そして私は……

文字数 1,488文字

 無機質な工場……
 無機質な機械音……
 無機質な動作……
 無機質な作業……
 無機質な表情の
 無機質な私……
 私はロボットになってしまったのだろうか……。

 決まった時間に起き、決まった時間に食事を摂り、決まった時間に休憩し、決まった時間に終わる。夜勤と日勤を繰り返し、繁忙期には残業、残業、残業……。苦痛、苦痛、精神的苦痛……。

 まるで一本の線を行ったり来たりなぞるような毎日……。

 ベルトコンベアに乗って流れてくるすべての物にまったく同じ動作で同じ作業を施す。これを一日中ひたすら繰り返すだけ。

 働き始めた頃、ここはまるで養鶏場だと思った。狭い場所に押し込められ卵を産み続けるためだけの生命。いや、待て……。自由時間が多い分、鶏の方がまだマシだろうか。いや、待て……。この命、誰かに喰われるわけじゃない。

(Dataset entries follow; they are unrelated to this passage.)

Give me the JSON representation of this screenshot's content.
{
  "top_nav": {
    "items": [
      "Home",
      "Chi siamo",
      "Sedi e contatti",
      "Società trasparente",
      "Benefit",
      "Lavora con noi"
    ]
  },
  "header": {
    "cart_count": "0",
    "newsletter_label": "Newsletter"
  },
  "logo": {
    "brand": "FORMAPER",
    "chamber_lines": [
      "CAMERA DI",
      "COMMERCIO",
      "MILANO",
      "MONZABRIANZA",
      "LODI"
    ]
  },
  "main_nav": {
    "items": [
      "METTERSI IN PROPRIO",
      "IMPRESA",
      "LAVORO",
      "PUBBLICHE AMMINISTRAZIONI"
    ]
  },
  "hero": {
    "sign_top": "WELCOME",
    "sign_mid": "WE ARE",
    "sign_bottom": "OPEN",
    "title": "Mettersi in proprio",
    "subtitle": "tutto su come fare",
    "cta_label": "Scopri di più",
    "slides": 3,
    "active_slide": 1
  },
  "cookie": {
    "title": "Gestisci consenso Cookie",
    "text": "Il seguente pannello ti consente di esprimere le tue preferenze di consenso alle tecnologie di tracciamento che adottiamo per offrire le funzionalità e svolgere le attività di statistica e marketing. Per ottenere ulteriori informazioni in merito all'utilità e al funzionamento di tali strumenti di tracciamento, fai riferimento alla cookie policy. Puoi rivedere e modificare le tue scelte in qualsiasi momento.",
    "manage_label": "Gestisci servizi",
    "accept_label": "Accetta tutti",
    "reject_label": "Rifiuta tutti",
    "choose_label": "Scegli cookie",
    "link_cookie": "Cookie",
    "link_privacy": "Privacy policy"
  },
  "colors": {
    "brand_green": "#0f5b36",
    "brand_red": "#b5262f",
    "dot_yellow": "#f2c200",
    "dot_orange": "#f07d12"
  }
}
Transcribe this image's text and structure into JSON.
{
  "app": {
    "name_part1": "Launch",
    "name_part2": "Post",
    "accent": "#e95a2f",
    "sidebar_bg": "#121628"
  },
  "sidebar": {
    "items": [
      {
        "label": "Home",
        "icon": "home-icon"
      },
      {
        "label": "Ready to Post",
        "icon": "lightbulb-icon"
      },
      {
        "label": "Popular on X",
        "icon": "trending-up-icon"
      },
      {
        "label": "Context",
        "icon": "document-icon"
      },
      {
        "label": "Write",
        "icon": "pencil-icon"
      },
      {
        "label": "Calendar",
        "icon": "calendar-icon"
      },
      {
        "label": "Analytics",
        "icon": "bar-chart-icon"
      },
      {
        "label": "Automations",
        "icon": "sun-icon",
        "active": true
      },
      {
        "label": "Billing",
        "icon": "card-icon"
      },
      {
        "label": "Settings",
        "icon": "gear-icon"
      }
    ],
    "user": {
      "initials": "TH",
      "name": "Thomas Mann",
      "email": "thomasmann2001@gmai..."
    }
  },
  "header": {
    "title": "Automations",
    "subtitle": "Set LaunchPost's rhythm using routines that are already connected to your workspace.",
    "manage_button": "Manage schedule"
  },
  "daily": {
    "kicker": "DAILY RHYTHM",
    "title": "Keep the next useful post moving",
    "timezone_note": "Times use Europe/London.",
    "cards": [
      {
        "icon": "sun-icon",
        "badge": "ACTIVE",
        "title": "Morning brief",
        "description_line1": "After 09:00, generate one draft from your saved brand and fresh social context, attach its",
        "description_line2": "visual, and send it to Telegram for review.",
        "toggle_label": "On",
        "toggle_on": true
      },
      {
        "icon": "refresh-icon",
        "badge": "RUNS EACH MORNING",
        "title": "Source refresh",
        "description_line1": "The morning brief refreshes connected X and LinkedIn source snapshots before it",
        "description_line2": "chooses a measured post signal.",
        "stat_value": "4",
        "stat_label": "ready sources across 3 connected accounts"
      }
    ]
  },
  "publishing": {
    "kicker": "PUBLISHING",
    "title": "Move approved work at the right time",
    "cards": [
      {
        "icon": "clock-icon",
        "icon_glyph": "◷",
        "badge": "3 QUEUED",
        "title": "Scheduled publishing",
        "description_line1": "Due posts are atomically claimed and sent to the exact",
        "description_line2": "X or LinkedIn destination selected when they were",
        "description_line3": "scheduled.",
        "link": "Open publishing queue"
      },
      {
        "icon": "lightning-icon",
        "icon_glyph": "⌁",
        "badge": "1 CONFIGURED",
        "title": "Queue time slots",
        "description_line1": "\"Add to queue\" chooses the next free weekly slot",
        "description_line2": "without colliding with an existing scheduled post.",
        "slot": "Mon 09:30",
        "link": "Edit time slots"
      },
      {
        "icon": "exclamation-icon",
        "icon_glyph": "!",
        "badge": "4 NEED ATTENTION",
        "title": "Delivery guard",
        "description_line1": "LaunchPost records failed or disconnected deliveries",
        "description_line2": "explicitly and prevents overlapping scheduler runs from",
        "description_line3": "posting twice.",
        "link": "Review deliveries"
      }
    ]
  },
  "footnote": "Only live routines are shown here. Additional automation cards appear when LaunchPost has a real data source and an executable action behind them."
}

やっぱり私の方が少しマシか……。喰われて死んだ方がマシか……。いや、この心、この作業に喰われ続けているんじゃないか……。堂々巡りの結論は未だに出ない。

 時計は見ない。30分経ったと思って時計を見たら5分しか経っていないことがよくある。これがイカれてしまいそうな私の日常。

 私はとある町の食品工場で働いている。耳まで隠れる帽子を被り、鼻から顎まで覆う大きなマスクを付け、ビニールの手袋、少し長めの長靴を履くと眼の部分しか見えなくなる。誰が誰であってもかまわない……そんな風に思ってしまうのは私だけだろうか。

 すべてを壊したあの日から、生きる意味も生きる価値さえ見出だせずにいる。いまどき高校に進学せずに就職し、私を間違って産み落とした親という存在からは金銭的援助は一切受けていない。

 とはいえ私はまだ17歳、何をするにも親の同意がいる。まだまだ未成年という名の、ガキと呼ばれる類いにあるのがもどかしい。

 だけどそんな私も一年働き、金が貯まった。こんな寮生活とも、やっとおさらばできる。この身ひとつで家を出るには、寮完備の職場を選択せざるをえなかった。

 共同の風呂とトイレだが、三食付きで格安の寮費ならば、無一文の私には我慢という選択以外は残されていなかった。

 先輩と呼ぶに相応しくない、年上ぶる奴らに押し付けられることは、本来分担して行うことなのだが、私にすべてを押し付けてくる。

 ホントに何処にいっても糞みたいな奴らばかりで笑えてくる。私は便器にこびりついた糞を擦りながら思うんだ。糞みたいな人生でも糞にだけはならないってね。こんなちんけなプライドが私を繋ぎとめていた。

 寮に戻ると実家から郵便物が届いていた。きっと新しく借りるアパートの書類だろう。保証人の欄は頼らざるをえないのが情けない。

 私が桜を病院送りにした後、オヤジは仕事を休み私を監禁した。何日か経ったある日、知らない大人達が監禁部屋に入ってきた。どうやら更生施設の職員だったらしい。私はオヤジと話させてくれと頼んだ。そして私はオヤジを脅した。教員であるオヤジとババアの職場に、つまり学校に、すべて晒してやると。それが、うまくいかなければ支援団体やマスコミにもリークしてやる。私の裸の画像がネットに晒されたことを逆に利用してやると脅してやった。私が騒げばオヤジとババアが職を失うのは火を見るより明らかだった。

 そして、これ以上問題を起こさないことを条件に、オヤジは私にこの仕事を用意した。仕事内容はどうあれ最低限の人権は保たれている。

 そして私は家族という名ばかりの関係を絶つため、高校へ進学はせず、金銭的な援助を一切受けずに生活していくために、誰も知らない土地で呆れるほどクソみたいな生活をしてるってわけだ。